"Hence the peculiar aspect which the necropolis of Abydos must have presented when intact. Imagine a multitude of small pyramids five or six metres high, carelessly oriented or not at all, and uniformly built of crude brick. These pyramids always stand upon a plinth, they are hollow, and within they are formed into a clumsy cupola by means of roughly built off-sets. The pyramid stands directly over a chamber in its foundations which shelters the mummy. As soon as the latter was in place, the door of its chamber was closed by masonry."[235] An exterior chamber was often built in front of the pyramid, and being always left open, served for the performance of the sepulchral rites; but sometimes this chamber was absent and then those rites were carried through in the open air, before the stele of the deceased. This latter was sometimes erected upon the plinth, sometimes let into its face. A little cube of masonry is sometimes found at the foot of the stele, destined, no doubt, for funeral offerings. Sometimes the tomb had a surrounding wall of the same height as its plinth; this served to mark out the ground which belonged to it, and when the friends of the deceased met to do him honour, the entrance could be closed, and comparative privacy assured even in the absence of a funerary chapel.

Fig. 162.—Tomb at Abydos;
drawn in perspective from the elevation of Mariette.
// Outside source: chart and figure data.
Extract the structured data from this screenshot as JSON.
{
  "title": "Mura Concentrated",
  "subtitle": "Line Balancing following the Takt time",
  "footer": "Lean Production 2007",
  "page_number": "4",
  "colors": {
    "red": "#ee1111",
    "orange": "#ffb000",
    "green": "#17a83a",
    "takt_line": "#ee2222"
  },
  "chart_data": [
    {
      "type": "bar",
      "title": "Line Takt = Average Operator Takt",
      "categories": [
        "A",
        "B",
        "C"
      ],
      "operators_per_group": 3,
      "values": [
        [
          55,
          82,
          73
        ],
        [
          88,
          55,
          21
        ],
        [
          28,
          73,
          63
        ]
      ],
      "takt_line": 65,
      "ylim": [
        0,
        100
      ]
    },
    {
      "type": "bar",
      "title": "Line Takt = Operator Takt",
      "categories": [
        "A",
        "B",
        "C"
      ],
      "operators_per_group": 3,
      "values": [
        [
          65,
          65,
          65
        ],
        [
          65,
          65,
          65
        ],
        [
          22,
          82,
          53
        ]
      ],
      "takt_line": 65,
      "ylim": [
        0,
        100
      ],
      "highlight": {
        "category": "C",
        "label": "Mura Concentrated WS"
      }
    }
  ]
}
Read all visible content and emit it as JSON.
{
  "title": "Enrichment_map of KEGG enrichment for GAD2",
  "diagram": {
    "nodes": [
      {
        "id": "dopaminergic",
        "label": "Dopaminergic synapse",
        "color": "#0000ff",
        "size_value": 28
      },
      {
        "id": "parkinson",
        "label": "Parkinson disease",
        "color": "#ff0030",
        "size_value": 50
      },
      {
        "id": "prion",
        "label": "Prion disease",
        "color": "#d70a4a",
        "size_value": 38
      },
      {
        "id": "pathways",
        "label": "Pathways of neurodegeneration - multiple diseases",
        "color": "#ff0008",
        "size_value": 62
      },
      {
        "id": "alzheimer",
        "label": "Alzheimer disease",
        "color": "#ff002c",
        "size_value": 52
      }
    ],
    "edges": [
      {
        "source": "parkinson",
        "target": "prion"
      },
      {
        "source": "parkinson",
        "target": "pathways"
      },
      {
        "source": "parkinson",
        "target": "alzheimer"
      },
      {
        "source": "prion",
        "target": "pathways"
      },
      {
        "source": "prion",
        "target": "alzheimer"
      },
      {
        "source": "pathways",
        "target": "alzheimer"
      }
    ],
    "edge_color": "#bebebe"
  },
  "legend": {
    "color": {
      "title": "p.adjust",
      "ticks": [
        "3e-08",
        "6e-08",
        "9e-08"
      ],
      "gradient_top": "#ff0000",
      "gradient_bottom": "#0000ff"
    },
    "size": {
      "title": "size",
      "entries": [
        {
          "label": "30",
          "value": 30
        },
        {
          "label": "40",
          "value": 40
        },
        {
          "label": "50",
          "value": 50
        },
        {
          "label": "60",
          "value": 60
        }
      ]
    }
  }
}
Fig. 163.—Section of the above tomb.

These tombs, which were generally constructed with no great care, were for the most part without casing. The pyramidal form was given by setting each course of bricks slightly back from the one below it. When this part of the work was finished, each face was covered, as a rule, with a coat of rough concrete, which, in its turn, was hidden under a layer of white stucco. This multitude of little monuments, all of the same shape and of much the same size, must, when complete, have looked like the tents of an encamped army.

Fig. 164.—Stele of the eleventh dynasty, Abydos.
Drawn by Bourgoin. (Boulak.)

As these tombs were all upon the surface of the ground they have suffered more than any others from the attacks of man. Those which are reproduced among these lines of text were only recovered by Mariette by dint of patient excavation. And although these ill constructed edifices, so far as their materials are concerned, are still standing, they will soon follow the many thousands which once stood in serried ranks round the sepulchre of Osiris. The only remains of this necropolis which are likely to be preserved are the numberless steles which Mariette rescued from its débris. They form about four-fifths of the total number of those monuments now preserved in the museum at Boulak.[236] We figure two of them, one belonging to the Middle, the other to the New Empire ([Figs. 164] and [165]).